ちょっと自分に驚いた。こんな時間に帰るなんて言ったのは初めてだった。
私以上に事務の子が驚いている。
「わかりましたっ。すみません。まさかお帰りになるとは思わなかったので、車の手配をしておりません。至急手配いたしますので、少々お待ちいただけますか?」
正直な子だと思った。
「あなた、お名前は?ごめんなさいね。わかっていなくって。」
その子、二十代後半といった子だろうか。爽やかでソコソコ顔がいい彼は、ニコッと笑って答えた。

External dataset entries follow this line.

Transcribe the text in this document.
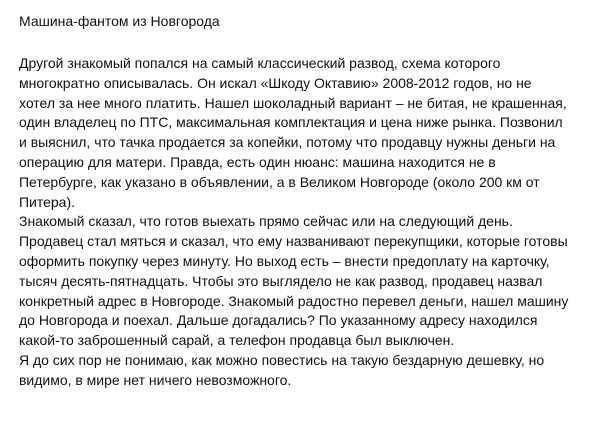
Машина-фантом из Новгорода
Другой знакомый попался на самый классический развод, схема которого
многократно описывалась. Он искал «Шкоду Октавию» 2008-2012 годов, но не
хотел за нее много платить. Нашел шоколадный вариант – не битая, не крашенная,
один владелец по ПТС, максимальная комплектация и цена ниже рынка. Позвонил
и выяснил, что тачка продается за копейки, потому что продавцу нужны деньги на
операцию для матери. Правда, есть один нюанс: машина находится не в
Петербурге, как указано в объявлении, а в Великом Новгороде (около 200 км от
Питера).
Знакомый сказал, что готов выехать прямо сейчас или на следующий день.
Продавец стал мяться и сказал, что ему названивают перекупщики, которые готовы
оформить покупку через минуту. Но выход есть – внести предоплату на карточку,
тысяч десять-пятнадцать. Чтобы это выглядело не как развод, продавец назвал
конкретный адрес в Новгороде. Знакомый радостно перевел деньги, нашел машину
до Новгорода и поехал. Дальше догадались? По указанному адресу находился
какой-то заброшенный сарай, а телефон продавца был выключен.
Я до сих пор не понимаю, как можно повестись на такую бездарную дешевку, но
видимо, в мире нет ничего невозможного.
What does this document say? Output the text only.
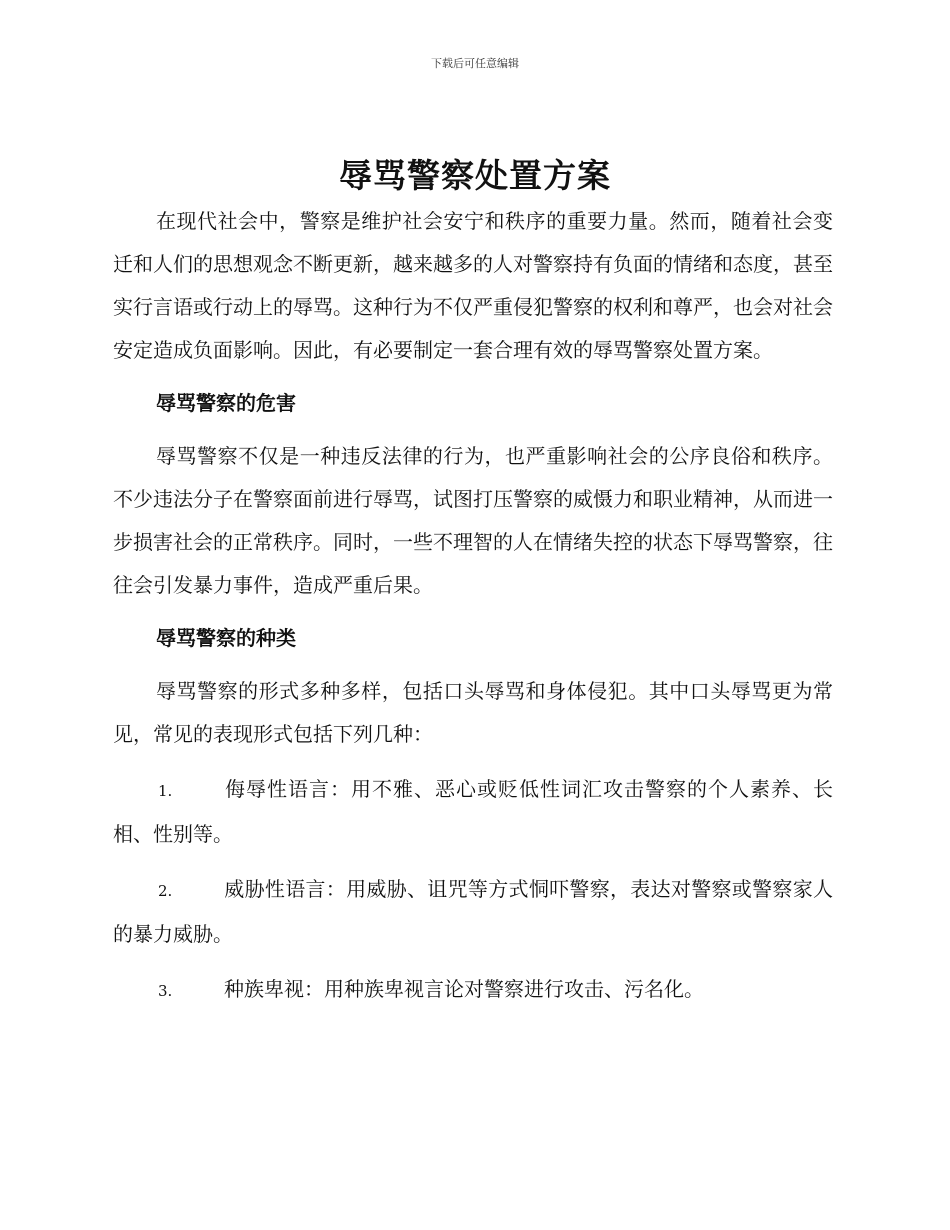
下载后可任意编辑
辱骂警察处置方案

在现代社会中，警察是维护社会安宁和秩序的重要力量。然而，随着社会变迁和人们的思想观念不断更新，越来越多的人对警察持有负面的情绪和态度，甚至实行言语或行动上的辱骂。这种行为不仅严重侵犯警察的权利和尊严，也会对社会安定造成负面影响。因此，有必要制定一套合理有效的辱骂警察处置方案。

辱骂警察的危害

辱骂警察不仅是一种违反法律的行为，也严重影响社会的公序良俗和秩序。不少违法分子在警察面前进行辱骂，试图打压警察的威慑力和职业精神，从而进一步损害社会的正常秩序。同时，一些不理智的人在情绪失控的状态下辱骂警察，往往会引发暴力事件，造成严重后果。

辱骂警察的种类

辱骂警察的形式多种多样，包括口头辱骂和身体侵犯。其中口头辱骂更为常见，常见的表现形式包括下列几种：

1.	侮辱性语言：用不雅、恶心或贬低性词汇攻击警察的个人素养、长相、性别等。

2.	威胁性语言：用威胁、诅咒等方式恫吓警察，表达对警察或警察家人的暴力威胁。

3.	种族卑视：用种族卑视言论对警察进行攻击、污名化。
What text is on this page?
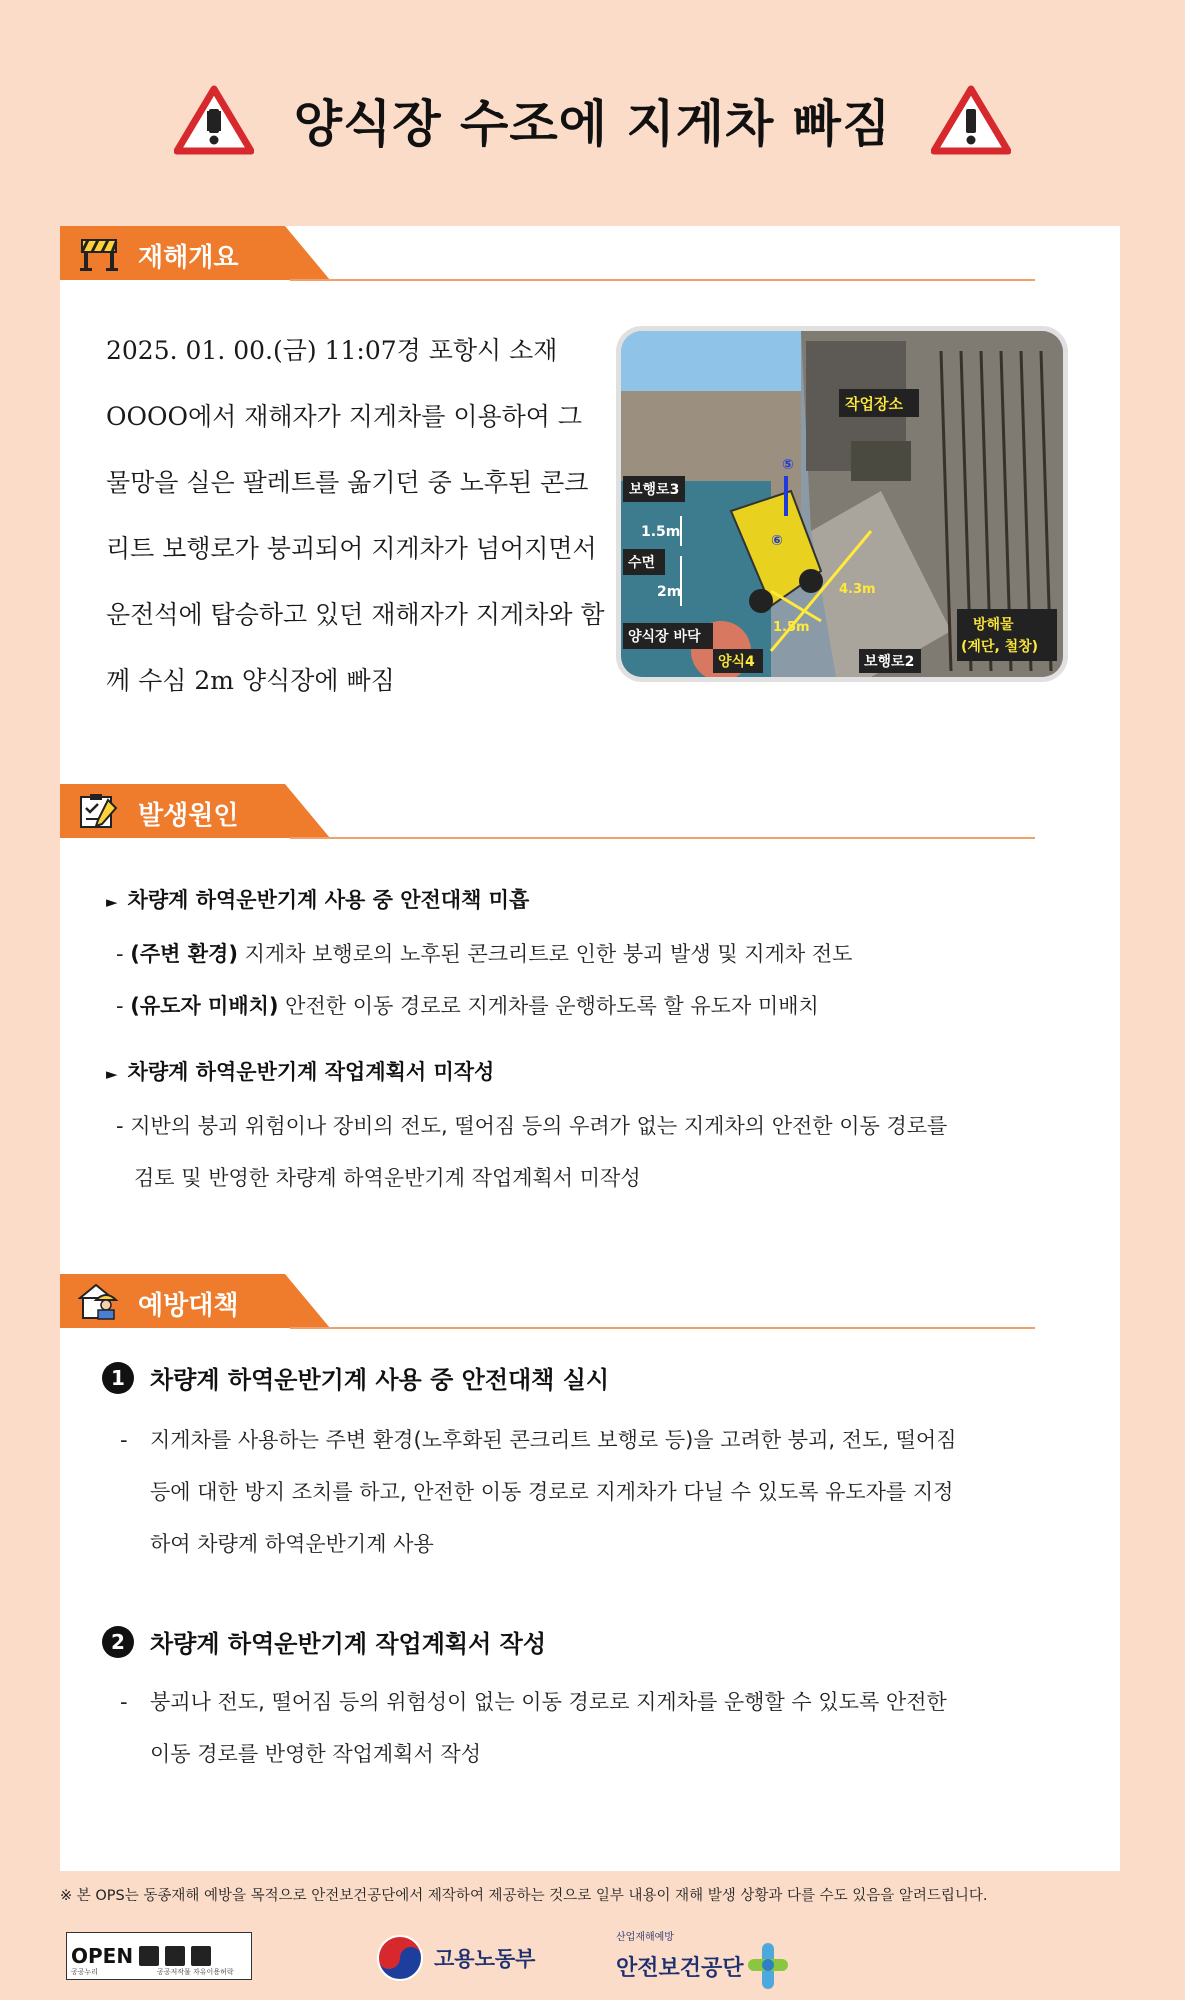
양식장 수조에 지게차 빠짐
재해개요
2025. 01. 00.(금) 11:07경 포항시 소재 OOOO에서 재해자가 지게차를 이용하여 그물망을 실은 팔레트를 옮기던 중 노후된 콘크리트 보행로가 붕괴되어 지게차가 넘어지면서 운전석에 탑승하고 있던 재해자가 지게차와 함께 수심 2m 양식장에 빠짐
보행로3
1.5m
수면
2m
양식장 바닥
양식4	보행로2
1.5m
4.3m
작업장소
⑤
⑥
방해물
(계단, 철창)
발생원인
► 차량계 하역운반기계 사용 중 안전대책 미흡
- (주변 환경) 지게차 보행로의 노후된 콘크리트로 인한 붕괴 발생 및 지게차 전도
- (유도자 미배치) 안전한 이동 경로로 지게차를 운행하도록 할 유도자 미배치
► 차량계 하역운반기계 작업계획서 미작성
- 지반의 붕괴 위험이나 장비의 전도, 떨어짐 등의 우려가 없는 지게차의 안전한 이동 경로를
검토 및 반영한 차량계 하역운반기계 작업계획서 미작성
예방대책
1	차량계 하역운반기계 사용 중 안전대책 실시
- 지게차를 사용하는 주변 환경(노후화된 콘크리트 보행로 등)을 고려한 붕괴, 전도, 떨어짐
등에 대한 방지 조치를 하고, 안전한 이동 경로로 지게차가 다닐 수 있도록 유도자를 지정
하여 차량계 하역운반기계 사용
2	차량계 하역운반기계 작업계획서 작성
- 붕괴나 전도, 떨어짐 등의 위험성이 없는 이동 경로로 지게차를 운행할 수 있도록 안전한
이동 경로를 반영한 작업계획서 작성
※ 본 OPS는 동종재해 예방을 목적으로 안전보건공단에서 제작하여 제공하는 것으로 일부 내용이 재해 발생 상황과 다를 수도 있음을 알려드립니다.
OPEN
공공누리	공공저작물 자유이용허락
고용노동부
산업재해예방
안전보건공단
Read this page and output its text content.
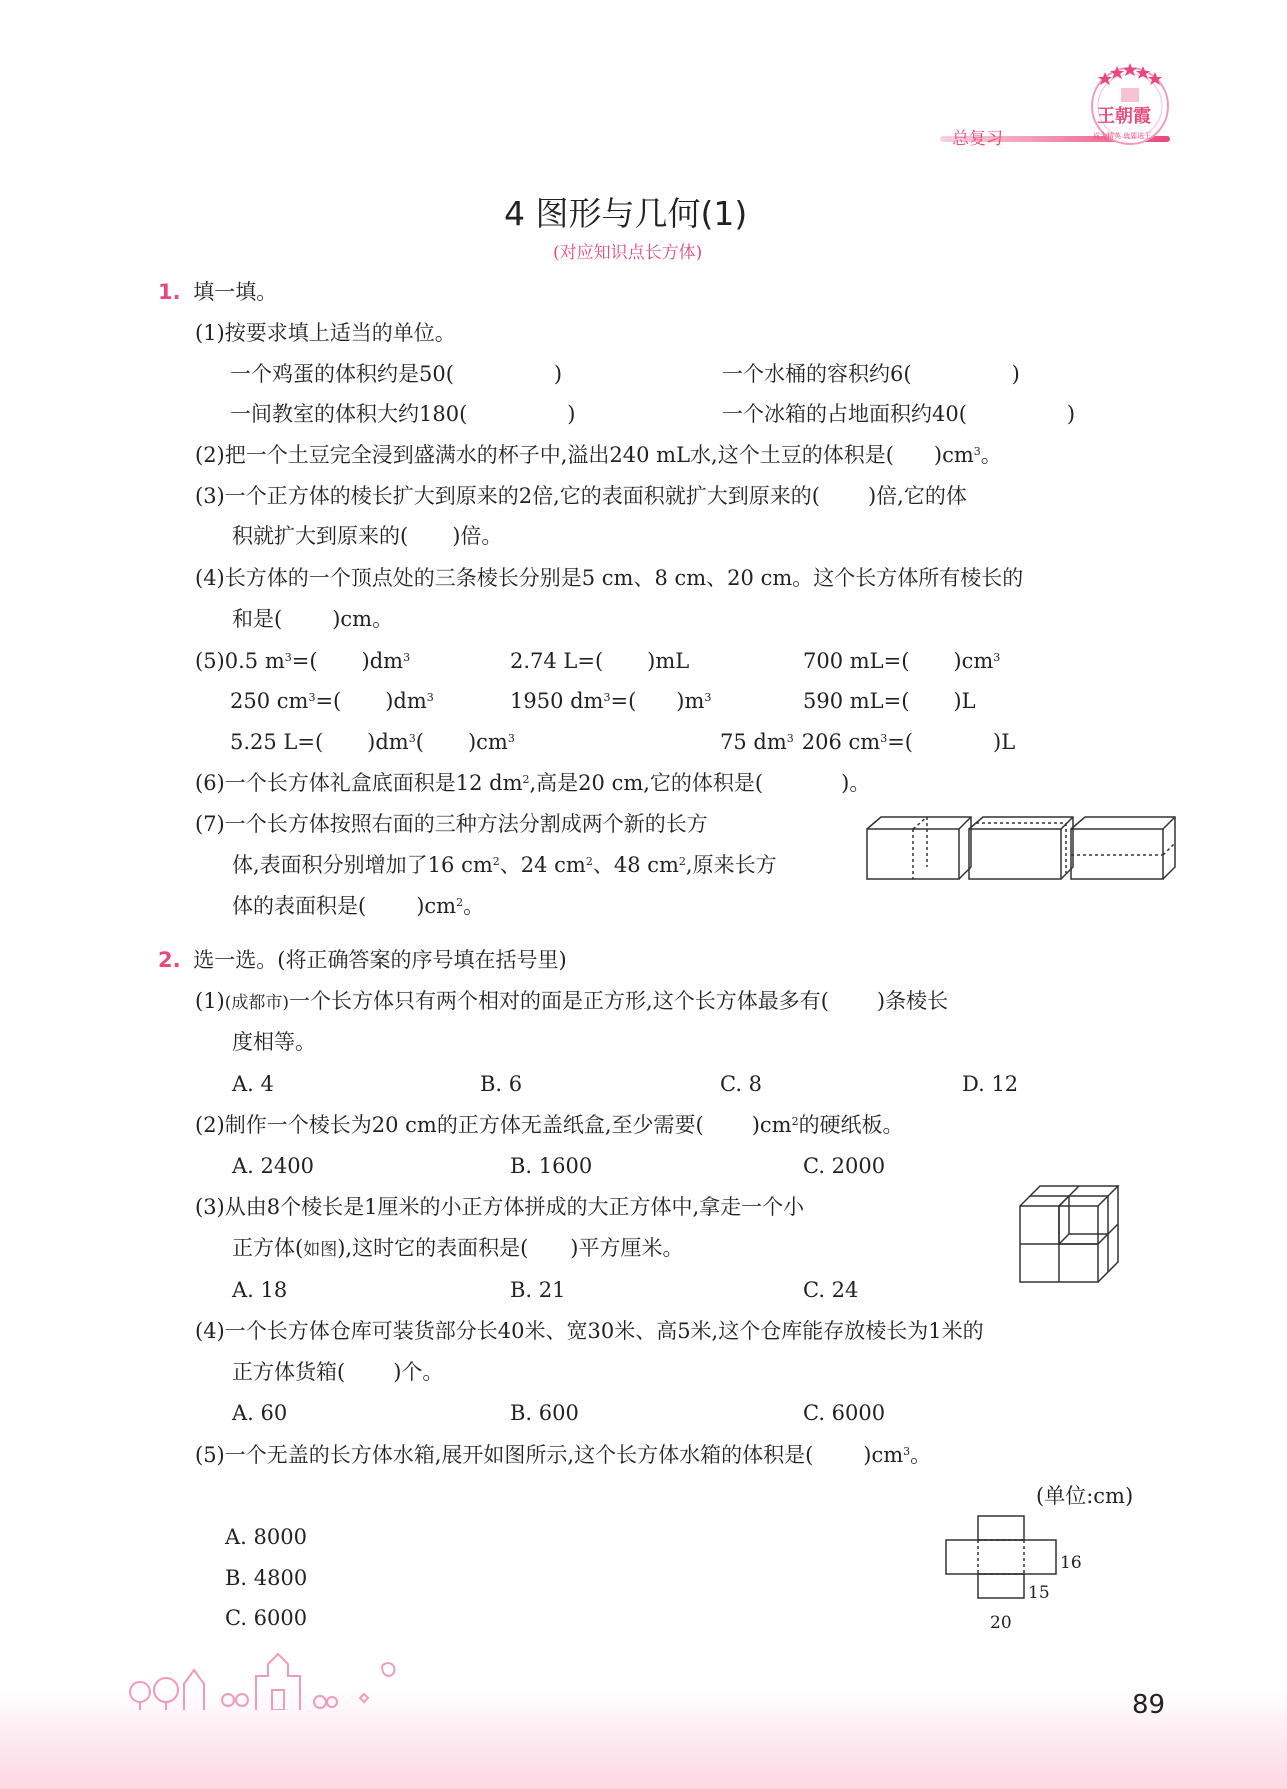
总复习
王朝霞
成为精英 就要选王
4 图形与几何(1)
(对应知识点长方体)
1. 填一填。
(1)按要求填上适当的单位。
一个鸡蛋的体积约是50(	)	一个水桶的容积约6(	)
一间教室的体积大约180(	)	一个冰箱的占地面积约40(	)
(2)把一个土豆完全浸到盛满水的杯子中,溢出240 mL水,这个土豆的体积是( )$cm^3$。
(3)一个正方体的棱长扩大到原来的2倍,它的表面积就扩大到原来的( )倍,它的体
积就扩大到原来的( )倍。
(4)长方体的一个顶点处的三条棱长分别是5 cm、8 cm、20 cm。这个长方体所有棱长的
和是( )cm。
(5)0.5 $m^3=$( )$dm^3$	2.74 L=( )mL	700 mL=( )$cm^3$
250 $cm^3=$( )$dm^3$	1950 $dm^3=$( )$m^3$	590 mL=( )L
5.25 L=( )$dm^3$( )$cm^3$	75 $dm^3$ 206 $cm^3=$(	)L
(6)一个长方体礼盒底面积是12 $dm^2$,高是20 cm,它的体积是(	)。
(7)一个长方体按照右面的三种方法分割成两个新的长方
体,表面积分别增加了16 $cm^2$、24 $cm^2$、48 $cm^2$,原来长方
体的表面积是( )$cm^2$。
2. 选一选。(将正确答案的序号填在括号里)
(1)(成都市)一个长方体只有两个相对的面是正方形,这个长方体最多有( )条棱长
度相等。
A. 4	B. 6	C. 8	D. 12
(2)制作一个棱长为20 cm的正方体无盖纸盒,至少需要( )$cm^2$的硬纸板。
A. 2400	B. 1600	C. 2000
(3)从由8个棱长是1厘米的小正方体拼成的大正方体中,拿走一个小
正方体(如图),这时它的表面积是( )平方厘米。
A. 18	B. 21	C. 24
(4)一个长方体仓库可装货部分长40米、宽30米、高5米,这个仓库能存放棱长为1米的
正方体货箱( )个。
A. 60	B. 600	C. 6000
(5)一个无盖的长方体水箱,展开如图所示,这个长方体水箱的体积是( )$cm^3$。
(单位:cm)
A. 8000
B. 4800
C. 6000
16
15
20
89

「最近入ったばかりですので。バイトの吉見と言います。ヨシと呼んでください。」
うん。礼儀もなかなかただしい。
なんか少し癒された気になって、笑顔で答える。
「こんな明るいうちは車はいいわ。電車で帰るわよ。じゃあ、ごめんなさい。先に上がらせてもらうわね。」
「はいっ。お疲れ様でしたっ。」
ヨシは慌てて立ち上がり頭を下げようとする。
目の前にあるパソコンのモニターに、思い切り頭をぶつけた。
「いってー」
私は笑いを噛み殺しながら、ヨシを気遣う。
「ヨシ、大丈夫?すごい音がしたわよ。」
ヨシは片目をつぶりながらバツが悪そうに顔をあげた。
「先生…、思いっきり顔が笑ってます。」
え?そうかしら?
「でも・・・先生に名前を呼んでもらって、うれしいです・・・・。」
そういってヨシが甘い顔になり、私の目を覗き込む。
急に変わったその色気のある姿に、少しドキンとしながら、笑ってごまかす。
「じゃぁ、お先にねっ」
私は事務所を後にした。
しばらく歩くと地下鉄の駅があり、そこから電車に乗る。